République fédérale d'Allemagne. Élections législatives et nouveau gouvernement Kohl

Le 6, plus de 43 millions d'électeurs ouest-allemands sont appelés à renouveler 498 des 516 sièges du Bundestag (les parlementaires de Berlin-Ouest étant élus selon un système spécial). Au terme d'une campagne électorale dominée par les problèmes économiques – le nombre des chômeurs a dépassé en février le cap des 2 millions et demi –, l'issue de ce scrutin est attendue avec intérêt aussi bien à l'Ouest qu'à l'Est, en raison de l'enjeu que constitue l'installation sur le territoire fédéral des missiles Pershing II de l'O.T.A.N., acceptée par la majorité, alors que l'opposition souhaite un aménagement du programme d'euromissiles. Dans ces conditions, les résultats sont accueillis avec soulagement dans les capitales occidentales : la C.D.U.-C.S.U., avec 48,8 p. 100 des voix (+ 4,3 p. 100 par rapport au scrutin du 5 octobre 1980), obtient en effet 244 sièges (+ 18), la majorité absolue lui échappant de peu. Son allié libéral (F.D.P.) avec 6,9 p. 100 des voix (— 3,7 p. 100) obtient 34 sièges (— 19). L'opposition social-démocrate (S.P.D.) enregistre un recul d'une ampleur inattendue, avec 38,8 p. 100 des suffrages (— 4,7 p. 100) et 193 sièges (— 25). Les Verts (écologistes) franchissent la barre fatidique des 5 p. 100 (5,6 p. 100), faisant ainsi leur entrée au Parlement où ils occuperont 27 sièges.

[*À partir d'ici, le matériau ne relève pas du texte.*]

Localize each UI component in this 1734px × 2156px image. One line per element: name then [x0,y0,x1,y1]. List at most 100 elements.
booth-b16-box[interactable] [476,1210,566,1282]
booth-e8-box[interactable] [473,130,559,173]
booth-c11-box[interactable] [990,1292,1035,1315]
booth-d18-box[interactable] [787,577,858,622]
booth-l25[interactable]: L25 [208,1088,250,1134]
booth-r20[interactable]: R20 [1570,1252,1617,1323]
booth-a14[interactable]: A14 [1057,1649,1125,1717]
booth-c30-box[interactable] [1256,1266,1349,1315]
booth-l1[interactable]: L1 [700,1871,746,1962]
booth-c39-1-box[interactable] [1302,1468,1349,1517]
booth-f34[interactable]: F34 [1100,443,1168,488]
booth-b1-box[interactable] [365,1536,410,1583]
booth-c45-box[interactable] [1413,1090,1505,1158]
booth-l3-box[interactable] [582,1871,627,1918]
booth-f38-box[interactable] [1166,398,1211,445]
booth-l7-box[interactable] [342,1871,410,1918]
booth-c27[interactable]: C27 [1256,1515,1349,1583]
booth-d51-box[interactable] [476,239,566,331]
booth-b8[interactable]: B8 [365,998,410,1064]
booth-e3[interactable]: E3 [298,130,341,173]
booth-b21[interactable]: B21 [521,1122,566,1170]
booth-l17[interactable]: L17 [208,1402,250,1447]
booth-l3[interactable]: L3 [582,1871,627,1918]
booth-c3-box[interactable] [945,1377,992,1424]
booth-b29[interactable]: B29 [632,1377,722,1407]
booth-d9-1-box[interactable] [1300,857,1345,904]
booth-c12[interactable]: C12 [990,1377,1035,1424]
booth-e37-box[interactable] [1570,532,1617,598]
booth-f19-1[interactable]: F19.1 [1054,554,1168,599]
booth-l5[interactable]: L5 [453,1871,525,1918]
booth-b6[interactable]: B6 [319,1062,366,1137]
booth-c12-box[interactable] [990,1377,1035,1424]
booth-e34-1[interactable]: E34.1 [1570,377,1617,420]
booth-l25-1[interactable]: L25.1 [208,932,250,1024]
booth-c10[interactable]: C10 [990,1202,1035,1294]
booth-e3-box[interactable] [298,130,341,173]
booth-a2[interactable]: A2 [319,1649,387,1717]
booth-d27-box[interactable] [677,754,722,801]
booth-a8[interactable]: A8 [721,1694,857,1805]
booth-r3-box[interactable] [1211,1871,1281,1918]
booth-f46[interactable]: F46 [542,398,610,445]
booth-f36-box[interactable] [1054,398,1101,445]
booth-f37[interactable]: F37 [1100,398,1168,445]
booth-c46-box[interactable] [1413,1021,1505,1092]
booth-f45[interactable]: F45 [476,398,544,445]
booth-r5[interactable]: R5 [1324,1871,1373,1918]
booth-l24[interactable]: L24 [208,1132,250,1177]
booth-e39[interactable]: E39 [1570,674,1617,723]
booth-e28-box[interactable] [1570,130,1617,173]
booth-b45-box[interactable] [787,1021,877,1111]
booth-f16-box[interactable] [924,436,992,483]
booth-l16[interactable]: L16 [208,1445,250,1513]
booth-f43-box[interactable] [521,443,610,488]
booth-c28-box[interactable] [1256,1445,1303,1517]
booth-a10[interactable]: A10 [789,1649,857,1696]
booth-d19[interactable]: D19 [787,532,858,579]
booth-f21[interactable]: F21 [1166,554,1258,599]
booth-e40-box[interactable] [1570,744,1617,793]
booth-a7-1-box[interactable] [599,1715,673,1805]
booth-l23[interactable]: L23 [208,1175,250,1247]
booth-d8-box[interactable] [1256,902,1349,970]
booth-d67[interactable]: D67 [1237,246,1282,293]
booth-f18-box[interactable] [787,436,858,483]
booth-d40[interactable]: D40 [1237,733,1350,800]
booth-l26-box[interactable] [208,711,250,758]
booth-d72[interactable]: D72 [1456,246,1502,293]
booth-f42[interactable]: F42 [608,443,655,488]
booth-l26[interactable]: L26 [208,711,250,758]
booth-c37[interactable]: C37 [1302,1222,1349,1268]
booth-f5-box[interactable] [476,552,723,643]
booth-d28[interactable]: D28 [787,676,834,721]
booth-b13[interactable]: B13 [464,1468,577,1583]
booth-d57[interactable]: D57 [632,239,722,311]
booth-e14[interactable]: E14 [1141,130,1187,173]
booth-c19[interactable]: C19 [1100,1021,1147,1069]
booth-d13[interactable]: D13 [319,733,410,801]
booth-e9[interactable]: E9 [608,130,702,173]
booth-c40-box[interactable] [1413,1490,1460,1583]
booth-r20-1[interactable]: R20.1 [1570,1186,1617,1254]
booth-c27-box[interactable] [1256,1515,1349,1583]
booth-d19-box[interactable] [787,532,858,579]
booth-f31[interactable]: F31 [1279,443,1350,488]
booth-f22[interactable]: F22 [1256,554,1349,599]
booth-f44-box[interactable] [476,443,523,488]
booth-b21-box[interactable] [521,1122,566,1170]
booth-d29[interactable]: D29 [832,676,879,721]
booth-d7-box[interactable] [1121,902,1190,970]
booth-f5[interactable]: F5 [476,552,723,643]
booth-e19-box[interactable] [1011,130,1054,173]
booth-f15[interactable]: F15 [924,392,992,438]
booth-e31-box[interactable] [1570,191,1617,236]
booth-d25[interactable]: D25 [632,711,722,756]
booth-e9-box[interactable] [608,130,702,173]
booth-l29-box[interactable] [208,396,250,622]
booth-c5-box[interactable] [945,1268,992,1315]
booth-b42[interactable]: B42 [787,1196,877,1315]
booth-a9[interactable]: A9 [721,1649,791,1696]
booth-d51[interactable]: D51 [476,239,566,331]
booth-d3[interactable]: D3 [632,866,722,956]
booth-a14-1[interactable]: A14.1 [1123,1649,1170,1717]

Le 23, Helmut Kohl fait connaître la composition de son gouvernement, qui comporte peu de changements par rapport au précédent : il n'y a que deux nouveaux ministres : Ignaz Kiechle (C.S.U.), à l'Agriculture, et Henrich Windelen (C.D.U.), aux Affaires interallemandes. La C.S.U. obtient cinq portefeuilles, au lieu de quatre, tandis que le F.D.P. conserve trois postes clés (Affaires étrangères, Économie, Justice).